Furthermore, it was rather disturbing to see the president of the United States and many others call upon the blessing of God after announcing that Bin Laden had been killed, as if God were glad that one of his children, however terrible he had been, was murdered. The fact is that the killing of Bin Laden was not a good thing; in any case, it was a lesser evil. Nobody should ever rejoice over any evil.

The truth of the matter is that violence never ends violence and hatred will never eliminate hatred. Violence only breeds more violence and hatred only more hatred. People claim that the death of Bin Laden will bring closure to the families of those who died, that, now that justice has been satisfied (has it?) they can finally have some peace. I do not believe this to be true, though I cannot say that based on my personal experience because I have never suffered the loss of a loved one to violence (thank God). However, John Paul II did live through that. He saw many of his friends shipped off to concentration camps, never to return; he lost many other friends to the cruelties of the Soviets. He knew what it meant to lose people to hatred. He also knew that hating back was not the answer.

His famous quote: “The spiral of violence […] can only be broken by the miracle of forgiveness” is considered by the “practical” man to be a utopian ideal, but there is no more practical truth than that. John Paul II lived by that principle because he knew that it worked. He had tried it himself!
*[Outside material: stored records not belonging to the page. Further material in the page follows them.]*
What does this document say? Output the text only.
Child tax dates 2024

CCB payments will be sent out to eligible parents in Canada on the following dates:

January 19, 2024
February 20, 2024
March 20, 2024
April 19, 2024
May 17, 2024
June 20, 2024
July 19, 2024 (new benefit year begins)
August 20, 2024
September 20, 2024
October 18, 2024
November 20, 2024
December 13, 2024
At one point in his youth he had before him the option of joining the underground resistance in Poland. He had the option of fighting back and killing those who were killing his friends. He decided, instead, to become a priest. The underground resistance failed to defeat the Soviets, the peaceful Pope succeeded. It was not the bullets of those who were fighting for freedom but the “miracle of forgiveness” that tore down the wall.
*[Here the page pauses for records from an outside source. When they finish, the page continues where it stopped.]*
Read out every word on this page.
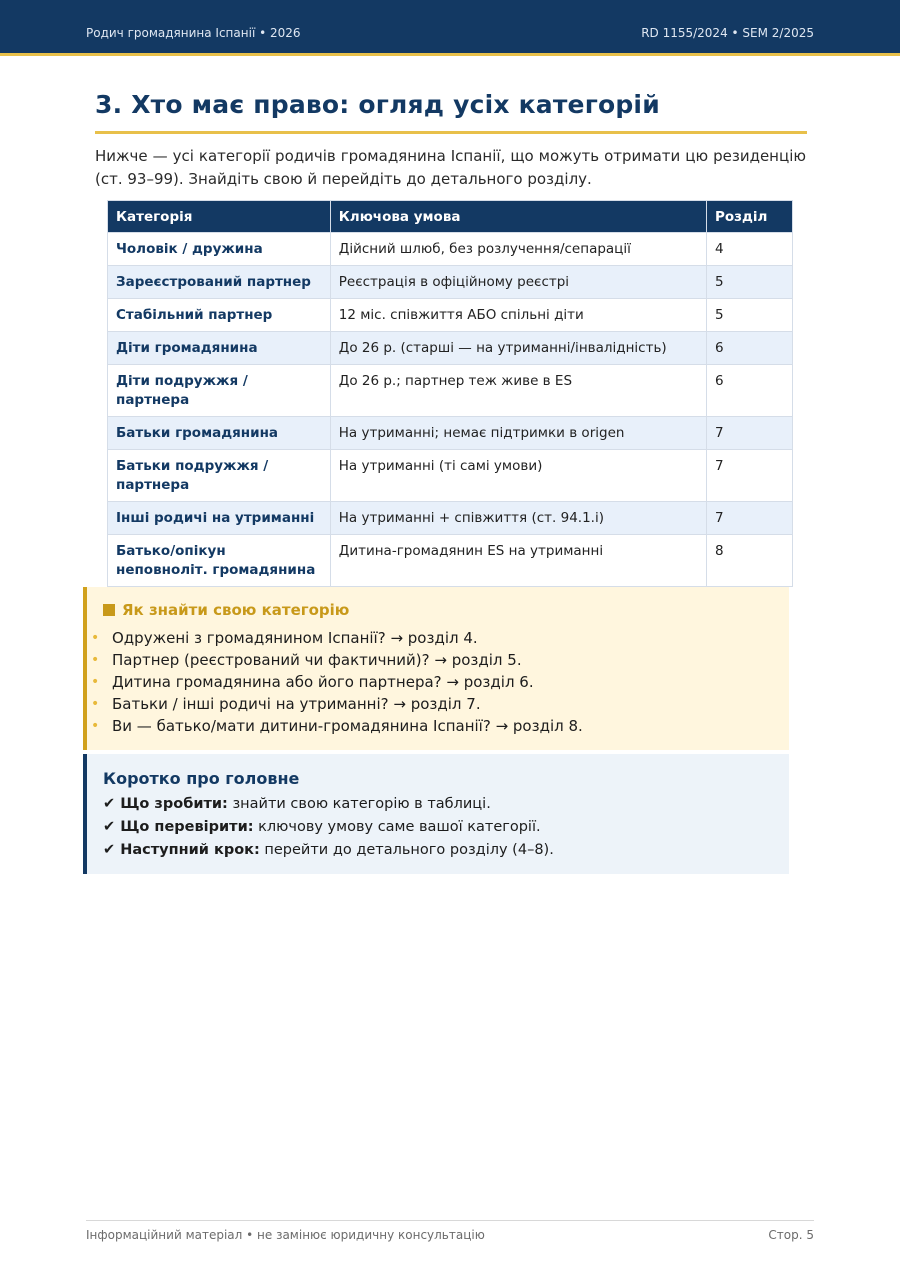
Родич громадянина Іспанії • 2026	RD 1155/2024 • SEM 2/2025
3. Хто має право: огляд усіх категорій

Нижче — усі категорії родичів громадянина Іспанії, що можуть отримати цю резиденцію (ст. 93–99). Знайдіть свою й перейдіть до детального розділу.

Категорія	Ключова умова	Розділ
Чоловік / дружина	Дійсний шлюб, без розлучення/сепарації	4
Зареєстрований партнер	Реєстрація в офіційному реєстрі	5
Стабільний партнер	12 міс. співжиття АБО спільні діти	5
Діти громадянина	До 26 р. (старші — на утриманні/інвалідність)	6
Діти подружжя / партнера	До 26 р.; партнер теж живе в ES	6
Батьки громадянина	На утриманні; немає підтримки в origen	7
Батьки подружжя / партнера	На утриманні (ті самі умови)	7
Інші родичі на утриманні	На утриманні + співжиття (ст. 94.1.i)	7
Батько/опікун неповноліт. громадянина	Дитина-громадянин ES на утриманні	8
Як знайти свою категорію
• Одружені з громадянином Іспанії? → розділ 4.
• Партнер (реєстрований чи фактичний)? → розділ 5.
• Дитина громадянина або його партнера? → розділ 6.
• Батьки / інші родичі на утриманні? → розділ 7.
• Ви — батько/мати дитини-громадянина Іспанії? → розділ 8.
Коротко про головне
✔ Що зробити: знайти свою категорію в таблиці.
✔ Що перевірити: ключову умову саме вашої категорії.
✔ Наступний крок: перейти до детального розділу (4–8).
Інформаційний матеріал • не замінює юридичну консультацію	Стор. 5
John Paul II fought tirelessly through his life to promote what he called the “Culture of Life”. At the very heart of that culture is to be found forgiveness, the only true answer to violence. John Paul II believed that that great manifestation of the culture of death that was 9/11 could not be answered to with war. That is because culture of death is incapable of producing life. History has proven him right. Bin Laden lived his life by bringing death to others and for this he will have to respond to God. Will we continue his legacy of hatred or will we finally listen to John Paul II and embrace forgiveness so that this madness may truly end?